Reeve and Historic Ketchikan board member Terry Wanzer presented the study’s findings to the Ketchikan City Council. Reeve briefly described the process.

“We talked a lot with property owners, with interest groups, with individuals who are interested in the waterfront and we’ve kind of come up for the moment with a set of principles that are directing us in our work,” he said.

One of those principles is that, although the promenade originally was conceived as a way to help disperse summertime cruise ship visitors throughout the downtown area, it still should be useful for residents, throughout all the seasons.

“We need to make sure everyone in the community has access, people of all ages, we need to make it possible for older people, as well as families and younger people to enjoy it,” Reeve said. “And we need to recognize that we’re not going to do this overnight.”

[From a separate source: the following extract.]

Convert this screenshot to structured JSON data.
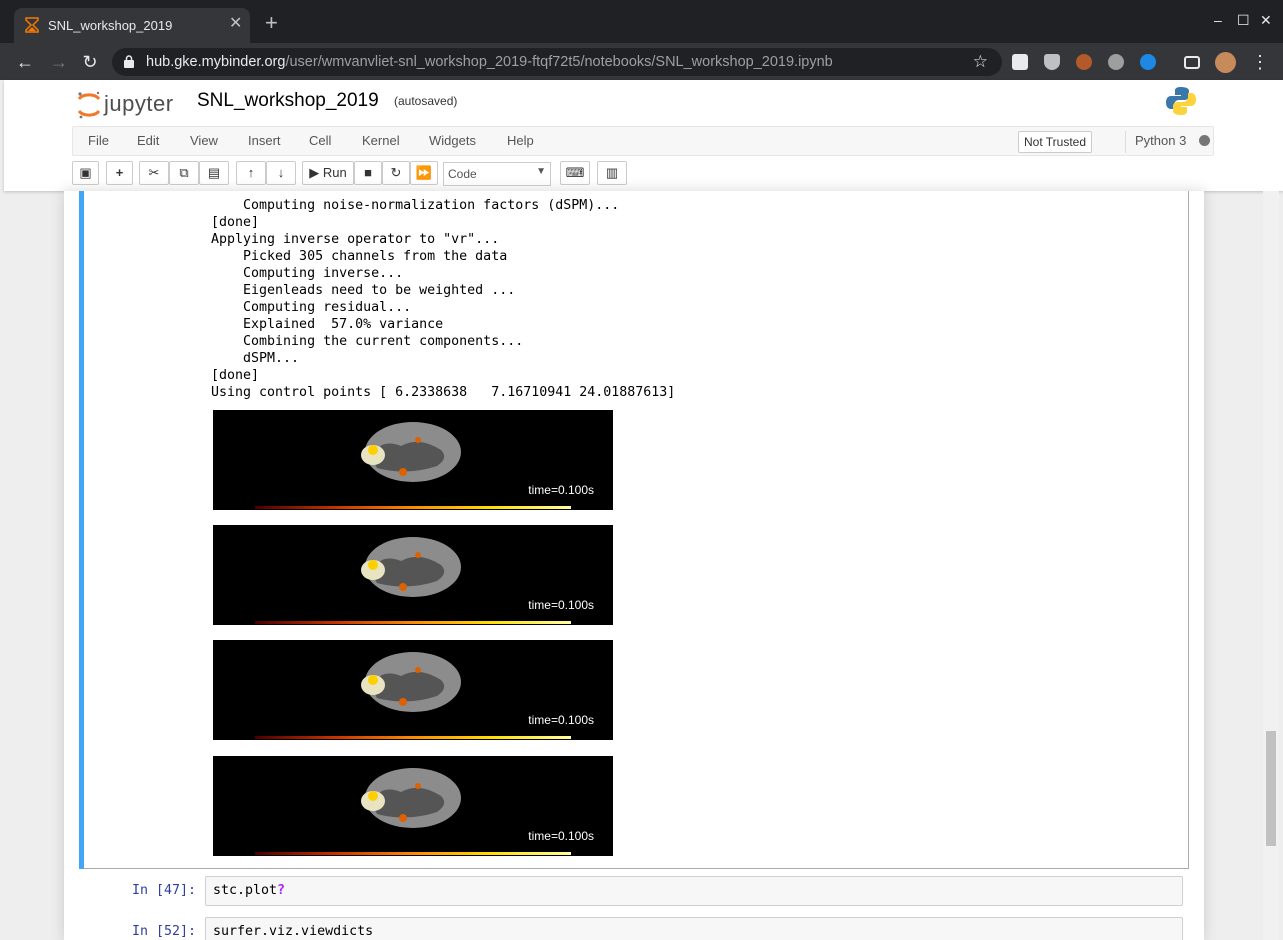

Reeve said the plan is a vision that the community can strive toward through a series of projects over the next few decades. The vision includes using natural boardwalk, incorporating art, providing covered performance space, and installing informational signs about Ketchikan’s past and present.


Later in the meeting, the Council decided to delay action on a motion calling for the city to submit comments on a draft design for completion of the waterfront promenade. Council members directed city staff to forward the state’s plan to Historic Ketchikan’s board for input.

The promenade has been partially done for a few years, but the final section has been on hold. The Alaska Department of Transportation is now accepting comments on the design, and plans to bid the project this fall, with construction starting in winter or this coming spring.

One concern raised at the Council meeting was the Stedman Street bridge, which is part of the promenade’s route, and whether the design would provide better space for fishing, to reduce hazardous interactions between pedestrians and fishing hooks.

Mayor Lew Williams III and City Manager Karl Amylon talked a little about how to address that concern.

“The only way I could see it, other than if we could move them down to the dock on the right and the floats on the left out on Thomas Basin, or putting a fish cleaning thing in between the sidewalk and the bridge somehow,” Williams said.

Amylon agreed. He also noted that completion of the promenade likely will add to summertime congestion along Stedman Street, so the city might need to eventually add seasonal traffic control officers.


The Council on Thursday also voted 4-2 to approve a revised agreement with the Ketchikan Fight Club, allowing that organization to continue staging its events at the Ted Ferry Civic Center.

Council Members Dick Coose and Bob Sivertsen voted no, citing concern over allowing the nonprofit to sell alcohol with its own permit, rather than contracting that service.


The city’s sometimes contentious relationship with the Ketchikan Gateway Borough also came up during the Council comments portion of the meeting. Council Member DeAnn Karlson said the idea of combining the two has re-emerged.

“It’s verging on the point of being embarrassing for our community as a whole, the way the governments are not able to work in harmony,” she said. “So, it’s not consolidation, it’s unification.”

Mayor Williams reminded the Council that, whether it’s called unification or consolidation, Ketchikan voters have repeatedly rejected attempts to merge the city and borough governments.

The most recent attempt was rejected in 2006.